January 2012
Heroes and zeroes
For all European countries, the daunting task facing policymakers in 2012 is to find ways of alleviating their respective debt burdens while trying not to impact economic growth prospects too detrimentally when doing so. This is a regional conundrum with global implications. The damage done by any single national failure within the eurozone will not only be felt Europe-wide, thanks to the potential for domino-effect contagion, but also well beyond European shores, due to the unprecedented interconnectedness of the global economy.
The role of the European Central Bank may prove vital as 2012 progresses. The ECB has done its utmost to come to the aid of financially distressed eurozone states. It has intervened directly in government bond markets, participated in internationally co-ordinated central bank initiatives to ease liquidity conditions, cutting interest rates despite an inflation level of 3% and, most recently, introduced three-year long-term refinancing operations (LTROs) to banks – not bad for an institution whose core mandate is solely to contain inflation. The last of these measures is perhaps the most significant, since the hope is that banks will use the LTRO loans to buy sovereign debt issued by their respective governments to help themselves and their countries. But that hope may be misplaced, since most banks (except smaller Italian and Spanish ones) are more likely to prefer to shore up their capital ratios to help comply with new requirements.
Long on concepts, short on credibility
Sadly, the ECB’s efforts have not been matched by those of EU politicians. Their latest offering, a “fiscal compact” agreed (with the notable exception of the UK) in early December, failed to impress. Instead, the compact’s aim of pressuring fiscally profligate countries to put their house in order merely prompted credit-rating agencies to warn of further eurozone downgrades. There seems to be a lack of understanding among Europe’s political elite as to what is required to calm the financial markets’ fears; and there is an air of pathos each time a new agreement is hailed by politicians, only to fall considerably short of market expectations. For the future, this is a crucial mismatch that urgently needs to be reconciled.

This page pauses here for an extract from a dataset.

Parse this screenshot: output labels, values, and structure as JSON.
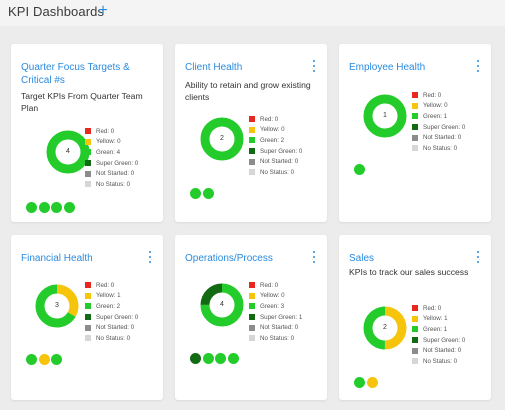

There is also a growing sense of impatience at the ECB with the ineffectual attempts of its political counterparts to act decisively, and the central bank’s public reluctance to confirm it will buy unlimited amounts of government bonds if necessary could be interpreted as a signal to EU leaders to improve their efforts. For now, however, in the absence of a central institution (such as the US Treasury) to implement and oversee regional financial policies, the EU’s fortunes remain at the mercy of its elected heads of state.